No me cabe duda de que Kibayashi era un pacifista, y que pretendía en sus películas, especialmente en ésta, no tanto en Harakiri, exponer ese ideal al crisol más fuerte al que se le puede someter a ese ideal. Ser pacifista es una cosa, muy loable, serlo en un campo de concentración, en una guerra y en una huida de una guerra y una derrota es otra cosa, más dura y más difícil.
Además, esta última parte comienza cometiendo el protagonista un asesinato. Es cierto que para poder huir, pero es un acto contrario a su ideal. Por eso sus reflexiones sobre sí mismo tienen un nivel de profundidad sobre esta temática que no se aprecian en las otras dos cintas.
La que más me ha gustado ha sido la primera, porque es la que sitúa toda la historia, presenta los personajes, muestra los ideales y conforma la iconografía de toda la epopeya.
El viaje a pie que emprenden es, en realidad, un viaje interior hacia el desencanto personal. Por la guerra, por la violencia, por el rechazo de sus propios compatriotas, por el comunismo, por el ejército, por la solidaridad humana... poco queda después de tanto sufrimiento del yo interior que inició el protagonista dos películas atrás.
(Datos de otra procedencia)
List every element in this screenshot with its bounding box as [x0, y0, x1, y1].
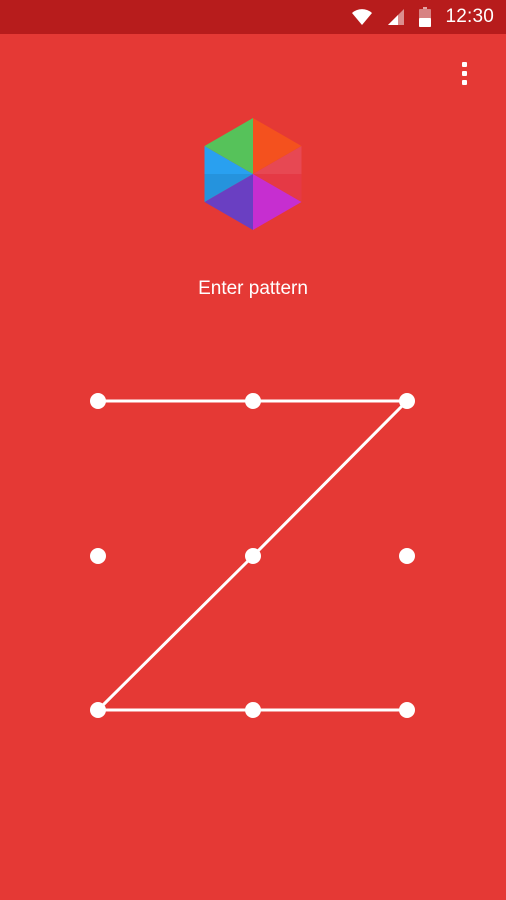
pattern-dot-7[interactable]	[90, 702, 106, 718]
pattern-dot-3[interactable]	[399, 393, 415, 409]
pattern-dot-2[interactable]	[245, 393, 261, 409]
pattern-dot-5[interactable]	[245, 548, 261, 564]
pattern-lock-grid[interactable]	[0, 0, 506, 900]
pattern-dot-8[interactable]	[245, 702, 261, 718]
pattern-dot-6[interactable]	[399, 548, 415, 564]
pattern-dot-4[interactable]	[90, 548, 106, 564]
pattern-dot-9[interactable]	[399, 702, 415, 718]
pattern-dot-1[interactable]	[90, 393, 106, 409]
O quizá sí, sí queda algo de dichos ideales. Probablemente la respuesta a su plegaria es un encuentro con sí mismo al final del peregrinaje: todo merece la pena si te reencuentras con tu amor. Es ese sentimiento el que libera de manera catárquica al ser humano. Lo que justifica su existencia y lo que le dignifica en la tierra. Se es más hombre, en definitiva, si se ama.
Una cambia cuando debe matar o morir.